Y, pelota en mano, volví a correr hasta el Ritz. Al pasar por la Iglesia del Carmen sonaron las campanadas de las siete de la tarde, entonces comencé a pensar que el esfuerzo había sido en vano.
Llegué al hall del Ritz y sólo estaban los empleados, ya casi no quedaba gente. El banco alto donde estaba Amadeo había vuelto a su lugar, desocupado, y en el mostrador su taza de café vacía.
Me invadió un deseo incontrolable de pegarle una patada a mi pelotita amarilla. Salí del hall masticando bronca por las escaleras. Ya en la calle, casi me atropella un auto.
-¡Pibe! (alguien me gritaba) ¡Pibe! Acá arriba…
Desde la ventana alta del frente del hotel se asomaban las manazas del gran Amadeo Carrizo, las mismas que frustraron mil intentonas de los equipos adversarios. Las manazas y su sonrisa luminosa.
-¡Pibe!... ¿Conseguiste la pelota?
Se la mostré con sonriente gesto de afirmación. Los transeúntes comenzaron a detenerse. Incluso un auto paró frente al edificio y su conductor, con camiseta de River, comenzó a gritar algo, mientras dirigía su mirada hacia el primer piso.
Sentí bocinazos. Yo estaba en otra. En las alturas.
-Tirala para acá arriba y te la firmo. Gritó Amadeo desde lo alto.
-¿La podrá agarrar? le largué… después me di cuenta.
- ¡Soy Carrizo pibe! dijo, largándose una carcajada que contagió a todo el improvisado auditorio.
-¿Y cómo te llamás? gritó, con la pelotita amarilla ya en la mano izquierda y una lapicera en la derecha.

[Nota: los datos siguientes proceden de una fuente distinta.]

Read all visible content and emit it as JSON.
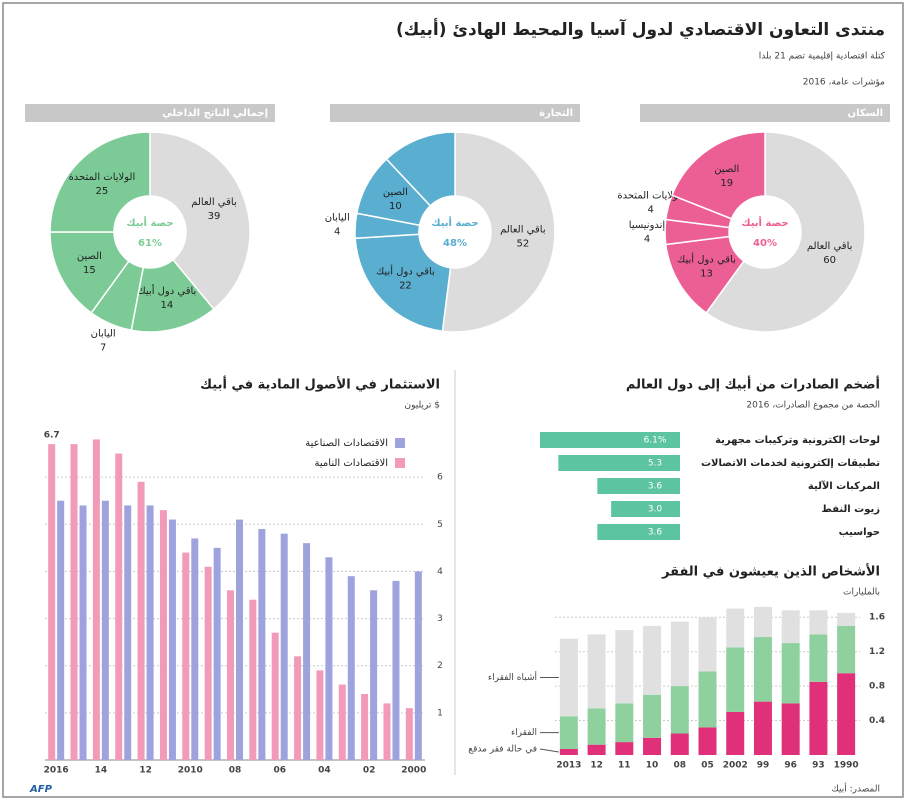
{
  "header": {
    "title": "منتدى التعاون الاقتصادي لدول آسيا والمحيط الهادئ (أبيك)",
    "subtitle": "كتلة اقتصادية إقليمية تضم 21 بلدا",
    "note": "مؤشرات عامة، 2016"
  },
  "chart_data": [
    {
      "type": "donut",
      "title": "السكان",
      "center_label": "حصة أبيك",
      "center_value": "40%",
      "categories": [
        "باقي العالم",
        "باقي دول أبيك",
        "إندونيسيا",
        "الولايات المتحدة",
        "الصين"
      ],
      "values": [
        60,
        13,
        4,
        4,
        19
      ],
      "colors": [
        "#dcdcdc",
        "#ec5f95",
        "#ec5f95",
        "#ec5f95",
        "#ec5f95"
      ]
    },
    {
      "type": "donut",
      "title": "التجارة",
      "center_label": "حصة أبيك",
      "center_value": "48%",
      "categories": [
        "باقي العالم",
        "باقي دول أبيك",
        "اليابان",
        "الصين",
        null
      ],
      "values": [
        52,
        22,
        4,
        10,
        12
      ],
      "colors": [
        "#dcdcdc",
        "#5aaed0",
        "#5aaed0",
        "#5aaed0",
        "#5aaed0"
      ]
    },
    {
      "type": "donut",
      "title": "إجمالي الناتج الداخلي",
      "center_label": "حصة أبيك",
      "center_value": "61%",
      "categories": [
        "باقي العالم",
        "باقي دول أبيك",
        "اليابان",
        "الصين",
        "الولايات المتحدة"
      ],
      "values": [
        39,
        14,
        7,
        15,
        25
      ],
      "colors": [
        "#dcdcdc",
        "#7ccb96",
        "#7ccb96",
        "#7ccb96",
        "#7ccb96"
      ]
    },
    {
      "type": "bar",
      "title": "الاستثمار في الأصول المادية في أبيك",
      "subtitle": "تريليون $",
      "categories": [
        "2016",
        null,
        "14",
        null,
        "12",
        null,
        "2010",
        null,
        "08",
        null,
        "06",
        null,
        "04",
        null,
        "02",
        null,
        "2000"
      ],
      "series": [
        {
          "name": "الاقتصادات النامية",
          "color": "#f29bb8",
          "values": [
            6.7,
            6.7,
            6.8,
            6.5,
            5.9,
            5.3,
            4.4,
            4.1,
            3.6,
            3.4,
            2.7,
            2.2,
            1.9,
            1.6,
            1.4,
            1.2,
            1.1
          ],
          "value_labels": [
            "6.7",
            null,
            null,
            null,
            null,
            null,
            null,
            null,
            null,
            null,
            null,
            null,
            null,
            null,
            null,
            null,
            null
          ]
        },
        {
          "name": "الاقتصادات الصناعية",
          "color": "#9ea3de",
          "values": [
            5.5,
            5.4,
            5.5,
            5.4,
            5.4,
            5.1,
            4.7,
            4.5,
            5.1,
            4.9,
            4.8,
            4.6,
            4.3,
            3.9,
            3.6,
            3.8,
            4.0
          ]
        }
      ],
      "ylim": [
        0,
        7
      ],
      "yticks": [
        1,
        2,
        3,
        4,
        5,
        6
      ],
      "grid": true
    },
    {
      "type": "barh",
      "title": "أضخم الصادرات من أبيك إلى دول العالم",
      "subtitle": "الحصة من مجموع الصادرات، 2016",
      "categories": [
        "لوحات إلكترونية وتركيبات مجهرية",
        "تطبيقات إلكترونية لخدمات الاتصالات",
        "المركبات الآلية",
        "زيوت النفط",
        "حواسيب"
      ],
      "values": [
        6.1,
        5.3,
        3.6,
        3.0,
        3.6
      ],
      "value_labels": [
        "6.1%",
        "5.3",
        "3.6",
        "3.0",
        "3.6"
      ],
      "color": "#5cc4a0"
    },
    {
      "type": "stacked",
      "title": "الأشخاص الذين يعيشون في الفقر",
      "subtitle": "بالمليارات",
      "categories": [
        "2013",
        "12",
        "11",
        "10",
        "08",
        "05",
        "2002",
        "99",
        "96",
        "93",
        "1990"
      ],
      "series": [
        {
          "name": "في حالة فقر مدقع",
          "color": "#e0307a",
          "values": [
            0.07,
            0.12,
            0.15,
            0.2,
            0.25,
            0.32,
            0.5,
            0.62,
            0.6,
            0.85,
            0.95
          ]
        },
        {
          "name": "الفقراء",
          "color": "#8fd19e",
          "values": [
            0.38,
            0.42,
            0.45,
            0.5,
            0.55,
            0.65,
            0.75,
            0.75,
            0.7,
            0.55,
            0.55
          ]
        },
        {
          "name": "أشباه الفقراء",
          "color": "#e0e0e0",
          "values": [
            0.9,
            0.86,
            0.85,
            0.8,
            0.75,
            0.63,
            0.45,
            0.35,
            0.38,
            0.28,
            0.15
          ]
        }
      ],
      "ylim": [
        0,
        1.8
      ],
      "yticks": [
        0.4,
        0.8,
        1.2,
        1.6
      ],
      "grid": true
    }
  ],
  "footer": {
    "source": "المصدر: أبيك",
    "credit": "AFP"
  }
}
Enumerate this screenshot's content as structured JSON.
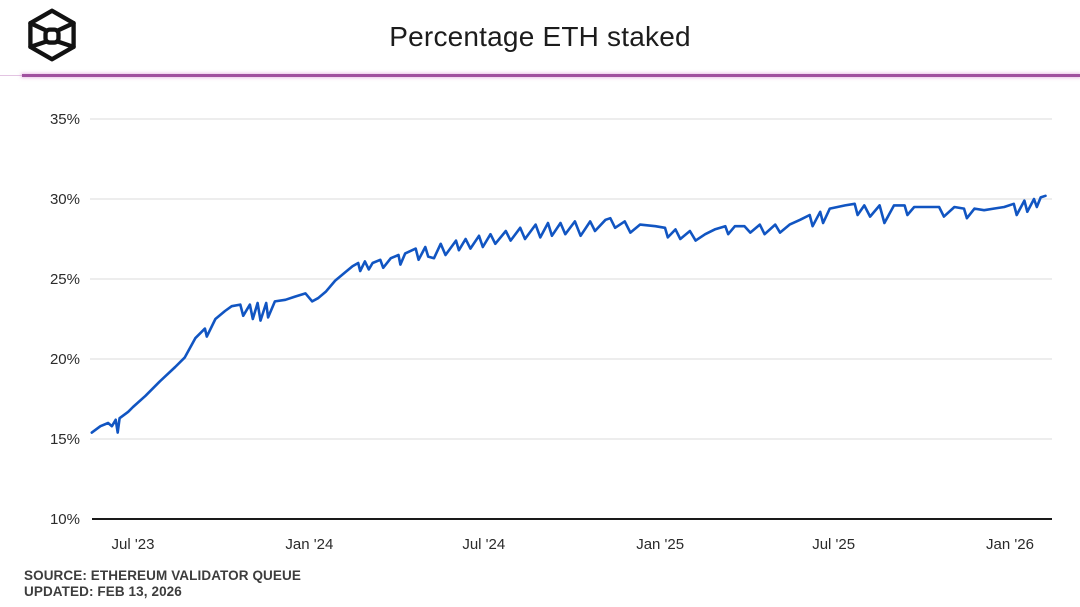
{
  "header": {
    "title": "Percentage ETH staked",
    "logo": "the-block-cube-logo"
  },
  "footer": {
    "source": "SOURCE: ETHEREUM VALIDATOR QUEUE",
    "updated": "UPDATED: FEB 13, 2026"
  },
  "colors": {
    "line": "#1155c2",
    "divider": "#a0509f",
    "grid": "#e7e7e7",
    "axis": "#1a1a1a",
    "tick_text": "#2b2b2b",
    "footer_text": "#3d3d3d"
  },
  "chart_data": {
    "type": "line",
    "title": "Percentage ETH staked",
    "xlabel": "",
    "ylabel": "",
    "ylim": [
      10,
      35
    ],
    "grid": "horizontal-only",
    "legend": "none",
    "y_ticks": [
      35,
      30,
      25,
      20,
      15,
      10
    ],
    "y_tick_suffix": "%",
    "x_ticks": [
      {
        "label": "Jul '23",
        "date": "2023-07-01"
      },
      {
        "label": "Jan '24",
        "date": "2024-01-01"
      },
      {
        "label": "Jul '24",
        "date": "2024-07-01"
      },
      {
        "label": "Jan '25",
        "date": "2025-01-01"
      },
      {
        "label": "Jul '25",
        "date": "2025-07-01"
      },
      {
        "label": "Jan '26",
        "date": "2026-01-01"
      }
    ],
    "x_range": [
      "2023-05-19",
      "2026-02-07"
    ],
    "series": [
      {
        "name": "Percentage ETH staked",
        "color": "#1155c2",
        "points": [
          [
            "2023-05-19",
            15.4
          ],
          [
            "2023-05-28",
            15.8
          ],
          [
            "2023-06-05",
            16.0
          ],
          [
            "2023-06-09",
            15.8
          ],
          [
            "2023-06-13",
            16.2
          ],
          [
            "2023-06-15",
            15.4
          ],
          [
            "2023-06-17",
            16.3
          ],
          [
            "2023-06-26",
            16.7
          ],
          [
            "2023-07-01",
            17.0
          ],
          [
            "2023-07-14",
            17.7
          ],
          [
            "2023-07-29",
            18.6
          ],
          [
            "2023-08-14",
            19.5
          ],
          [
            "2023-08-24",
            20.1
          ],
          [
            "2023-09-04",
            21.3
          ],
          [
            "2023-09-14",
            21.9
          ],
          [
            "2023-09-16",
            21.4
          ],
          [
            "2023-09-25",
            22.5
          ],
          [
            "2023-10-05",
            23.0
          ],
          [
            "2023-10-12",
            23.3
          ],
          [
            "2023-10-21",
            23.4
          ],
          [
            "2023-10-24",
            22.7
          ],
          [
            "2023-10-31",
            23.4
          ],
          [
            "2023-11-03",
            22.5
          ],
          [
            "2023-11-08",
            23.5
          ],
          [
            "2023-11-11",
            22.4
          ],
          [
            "2023-11-17",
            23.5
          ],
          [
            "2023-11-19",
            22.6
          ],
          [
            "2023-11-26",
            23.6
          ],
          [
            "2023-12-07",
            23.7
          ],
          [
            "2023-12-17",
            23.9
          ],
          [
            "2023-12-28",
            24.1
          ],
          [
            "2024-01-04",
            23.6
          ],
          [
            "2024-01-10",
            23.8
          ],
          [
            "2024-01-18",
            24.2
          ],
          [
            "2024-01-28",
            24.9
          ],
          [
            "2024-02-07",
            25.4
          ],
          [
            "2024-02-15",
            25.8
          ],
          [
            "2024-02-21",
            26.0
          ],
          [
            "2024-02-23",
            25.5
          ],
          [
            "2024-02-28",
            26.1
          ],
          [
            "2024-03-03",
            25.6
          ],
          [
            "2024-03-07",
            26.0
          ],
          [
            "2024-03-15",
            26.2
          ],
          [
            "2024-03-18",
            25.7
          ],
          [
            "2024-03-26",
            26.3
          ],
          [
            "2024-04-03",
            26.5
          ],
          [
            "2024-04-05",
            25.9
          ],
          [
            "2024-04-10",
            26.6
          ],
          [
            "2024-04-21",
            26.9
          ],
          [
            "2024-04-24",
            26.2
          ],
          [
            "2024-05-01",
            27.0
          ],
          [
            "2024-05-04",
            26.4
          ],
          [
            "2024-05-10",
            26.3
          ],
          [
            "2024-05-17",
            27.2
          ],
          [
            "2024-05-22",
            26.5
          ],
          [
            "2024-06-02",
            27.4
          ],
          [
            "2024-06-05",
            26.8
          ],
          [
            "2024-06-12",
            27.5
          ],
          [
            "2024-06-17",
            26.9
          ],
          [
            "2024-06-26",
            27.7
          ],
          [
            "2024-06-30",
            27.0
          ],
          [
            "2024-07-08",
            27.8
          ],
          [
            "2024-07-13",
            27.2
          ],
          [
            "2024-07-24",
            28.0
          ],
          [
            "2024-07-29",
            27.4
          ],
          [
            "2024-08-08",
            28.2
          ],
          [
            "2024-08-13",
            27.5
          ],
          [
            "2024-08-24",
            28.4
          ],
          [
            "2024-08-29",
            27.6
          ],
          [
            "2024-09-06",
            28.5
          ],
          [
            "2024-09-10",
            27.7
          ],
          [
            "2024-09-19",
            28.5
          ],
          [
            "2024-09-24",
            27.8
          ],
          [
            "2024-10-04",
            28.6
          ],
          [
            "2024-10-10",
            27.7
          ],
          [
            "2024-10-20",
            28.6
          ],
          [
            "2024-10-25",
            28.0
          ],
          [
            "2024-11-05",
            28.7
          ],
          [
            "2024-11-10",
            28.8
          ],
          [
            "2024-11-15",
            28.2
          ],
          [
            "2024-11-25",
            28.6
          ],
          [
            "2024-12-01",
            27.9
          ],
          [
            "2024-12-11",
            28.4
          ],
          [
            "2024-12-27",
            28.3
          ],
          [
            "2025-01-06",
            28.2
          ],
          [
            "2025-01-09",
            27.6
          ],
          [
            "2025-01-17",
            28.1
          ],
          [
            "2025-01-22",
            27.5
          ],
          [
            "2025-02-01",
            28.0
          ],
          [
            "2025-02-07",
            27.4
          ],
          [
            "2025-02-17",
            27.8
          ],
          [
            "2025-02-27",
            28.1
          ],
          [
            "2025-03-10",
            28.3
          ],
          [
            "2025-03-13",
            27.8
          ],
          [
            "2025-03-20",
            28.3
          ],
          [
            "2025-03-30",
            28.3
          ],
          [
            "2025-04-05",
            27.9
          ],
          [
            "2025-04-15",
            28.4
          ],
          [
            "2025-04-20",
            27.8
          ],
          [
            "2025-05-01",
            28.4
          ],
          [
            "2025-05-06",
            27.9
          ],
          [
            "2025-05-16",
            28.4
          ],
          [
            "2025-05-27",
            28.7
          ],
          [
            "2025-06-06",
            29.0
          ],
          [
            "2025-06-09",
            28.3
          ],
          [
            "2025-06-17",
            29.2
          ],
          [
            "2025-06-20",
            28.5
          ],
          [
            "2025-06-27",
            29.4
          ],
          [
            "2025-07-05",
            29.5
          ],
          [
            "2025-07-13",
            29.6
          ],
          [
            "2025-07-23",
            29.7
          ],
          [
            "2025-07-26",
            29.0
          ],
          [
            "2025-08-02",
            29.6
          ],
          [
            "2025-08-08",
            28.9
          ],
          [
            "2025-08-18",
            29.6
          ],
          [
            "2025-08-23",
            28.5
          ],
          [
            "2025-09-02",
            29.6
          ],
          [
            "2025-09-13",
            29.6
          ],
          [
            "2025-09-16",
            29.0
          ],
          [
            "2025-09-23",
            29.5
          ],
          [
            "2025-10-04",
            29.5
          ],
          [
            "2025-10-19",
            29.5
          ],
          [
            "2025-10-24",
            28.9
          ],
          [
            "2025-11-04",
            29.5
          ],
          [
            "2025-11-14",
            29.4
          ],
          [
            "2025-11-17",
            28.8
          ],
          [
            "2025-11-25",
            29.4
          ],
          [
            "2025-12-05",
            29.3
          ],
          [
            "2025-12-15",
            29.4
          ],
          [
            "2025-12-26",
            29.5
          ],
          [
            "2026-01-05",
            29.7
          ],
          [
            "2026-01-08",
            29.0
          ],
          [
            "2026-01-16",
            29.9
          ],
          [
            "2026-01-19",
            29.2
          ],
          [
            "2026-01-26",
            30.0
          ],
          [
            "2026-01-29",
            29.5
          ],
          [
            "2026-02-02",
            30.1
          ],
          [
            "2026-02-07",
            30.2
          ]
        ]
      }
    ]
  }
}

- ¡Hugo Luis Sánchez! dije, con un nudo en la garganta y las mariposas más revolucionadas que nunca en mi panza.
Y así fue… Hoy, a más de medio siglo, cada vez que me toca acomodarme en la cabina para comentar un partido de fútbol, vuelvo a sentir una emoción inexplicable, como un mariposeo en la panza, como una intuición. Entonces pienso, disimulando alguna que otra lágrima y aclarando la voz, para evitar la cargada de mis compañeros de transmisión… pienso que sigo enamorado del fútbol.